Tiger aus der zweiten Reihe

Die südostasiatischen Staaten wollen sich mit der AEC zu einem großen Markt zusammenschließen. Auch wenn das nur schleppend gelingt, hat die Region großes Potenzial.

Und immer wieder Staub und Bagger: Die Fahrt über den Asian Highway 1 bei Kambodschas Hauptstadt Phnom Penh wird immer wieder von Baustellen gestoppt. Unzählige Motorroller schlängeln sich an den Autos vorbei, den Menschen in den Tucktucks wird der Dreck ins Gesicht geblasen. Für wenige Kilometer braucht man Stunden.

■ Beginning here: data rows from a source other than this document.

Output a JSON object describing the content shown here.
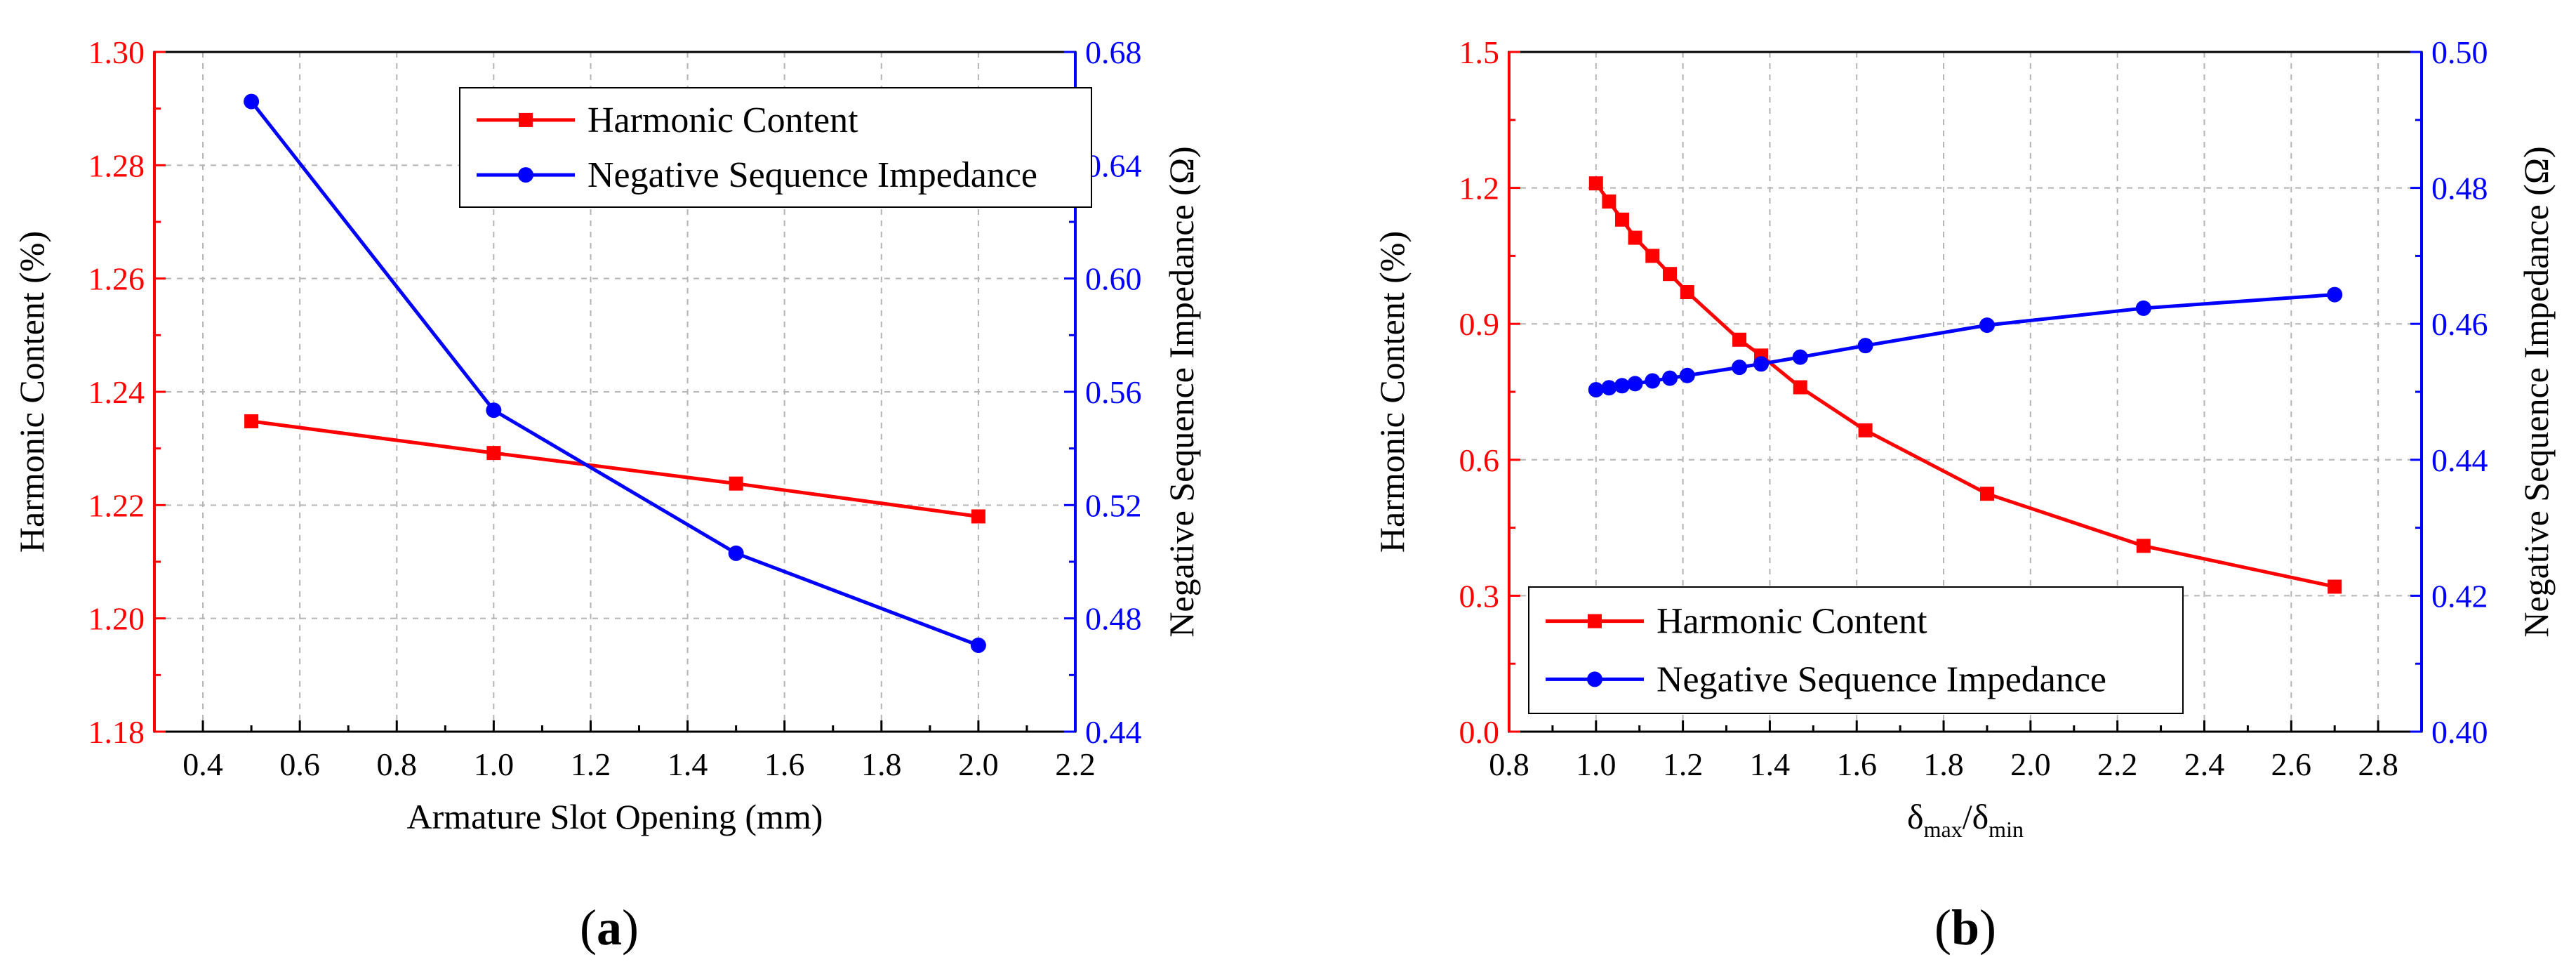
{
  "figure": {
    "colors": {
      "harmonic": "#ff0000",
      "impedance": "#0000ff",
      "grid": "#b4b4b4",
      "axis": "#000000"
    }
  },
  "chart_data": [
    {
      "type": "line",
      "panel_label": "a",
      "xlabel": "Armature Slot Opening (mm)",
      "ylabel_left": "Harmonic Content (%)",
      "ylabel_right": "Negative Sequence Impedance (Ω)",
      "xlim": [
        0.3,
        2.2
      ],
      "xticks": [
        "0.4",
        "0.6",
        "0.8",
        "1.0",
        "1.2",
        "1.4",
        "1.6",
        "1.8",
        "2.0",
        "2.2"
      ],
      "ylim_left": [
        1.18,
        1.3
      ],
      "yticks_left": [
        "1.18",
        "1.20",
        "1.22",
        "1.24",
        "1.26",
        "1.28",
        "1.30"
      ],
      "ylim_right": [
        0.44,
        0.68
      ],
      "yticks_right": [
        "0.44",
        "0.48",
        "0.52",
        "0.56",
        "0.60",
        "0.64",
        "0.68"
      ],
      "grid": true,
      "legend_position": "top-right",
      "series": [
        {
          "name": "Harmonic Content",
          "axis": "left",
          "marker": "square",
          "color": "#ff0000",
          "x": [
            0.5,
            1.0,
            1.5,
            2.0
          ],
          "y": [
            1.2348,
            1.2292,
            1.2238,
            1.218
          ]
        },
        {
          "name": "Negative Sequence Impedance",
          "axis": "right",
          "marker": "circle",
          "color": "#0000ff",
          "x": [
            0.5,
            1.0,
            1.5,
            2.0
          ],
          "y": [
            0.6625,
            0.5535,
            0.503,
            0.4705
          ]
        }
      ]
    },
    {
      "type": "line",
      "panel_label": "b",
      "xlabel": "δmax/δmin",
      "xlabel_parts": {
        "sym1": "δ",
        "sub1": "max",
        "sep": "/",
        "sym2": "δ",
        "sub2": "min"
      },
      "ylabel_left": "Harmonic Content (%)",
      "ylabel_right": "Negative Sequence Impedance (Ω)",
      "xlim": [
        0.8,
        2.9
      ],
      "xticks": [
        "0.8",
        "1.0",
        "1.2",
        "1.4",
        "1.6",
        "1.8",
        "2.0",
        "2.2",
        "2.4",
        "2.6",
        "2.8"
      ],
      "ylim_left": [
        0.0,
        1.5
      ],
      "yticks_left": [
        "0.0",
        "0.3",
        "0.6",
        "0.9",
        "1.2",
        "1.5"
      ],
      "ylim_right": [
        0.4,
        0.5
      ],
      "yticks_right": [
        "0.40",
        "0.42",
        "0.44",
        "0.46",
        "0.48",
        "0.50"
      ],
      "grid": true,
      "legend_position": "bottom-left",
      "series": [
        {
          "name": "Harmonic Content",
          "axis": "left",
          "marker": "square",
          "color": "#ff0000",
          "x": [
            1.0,
            1.03,
            1.06,
            1.09,
            1.13,
            1.17,
            1.21,
            1.33,
            1.38,
            1.47,
            1.62,
            1.9,
            2.26,
            2.7
          ],
          "y": [
            1.21,
            1.17,
            1.13,
            1.09,
            1.05,
            1.01,
            0.97,
            0.865,
            0.83,
            0.76,
            0.665,
            0.525,
            0.41,
            0.32
          ]
        },
        {
          "name": "Negative Sequence Impedance",
          "axis": "right",
          "marker": "circle",
          "color": "#0000ff",
          "x": [
            1.0,
            1.03,
            1.06,
            1.09,
            1.13,
            1.17,
            1.21,
            1.33,
            1.38,
            1.47,
            1.62,
            1.9,
            2.26,
            2.7
          ],
          "y": [
            0.4503,
            0.4506,
            0.4509,
            0.4512,
            0.4516,
            0.452,
            0.4524,
            0.4536,
            0.4541,
            0.4551,
            0.4568,
            0.4598,
            0.4623,
            0.4643
          ]
        }
      ]
    }
  ]
}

Kaum zu glauben, dass dieser Ort zum gleichen Wirtschaftsraum wie das moderne Singapur gehört. Und doch wird hier geschuftet, damit diese beiden Orte enger zusammenwachsen. Später könnten über die verbreiterte Straße einmal Waren zum Hafen Saigons transportiert und dann zum Beispiel in den Stadtstaat verschifft werden.

Ziel: Gemeinsamer Binnenmarkt

Der Abschnitt des Asian Highway 1 ist eines der vielen Projekte, mit denen Südostasien immer enger zusammenwachsen will – und so zu einer neuen Wirtschaftsmacht aufsteigen möchte: Insgesamt zehn Staaten haben sich zur südostasiatischen Staatengemeinschaft Asean zusammengeschlossen. In ihnen leben rund 620 Millionen Menschen, zusammen erwirtschaften sie mehr als 2,6 Billionen US-Dollar. Schon jetzt ist Südostasien damit der siebtgrößte Wirtschaftsraum der Welt.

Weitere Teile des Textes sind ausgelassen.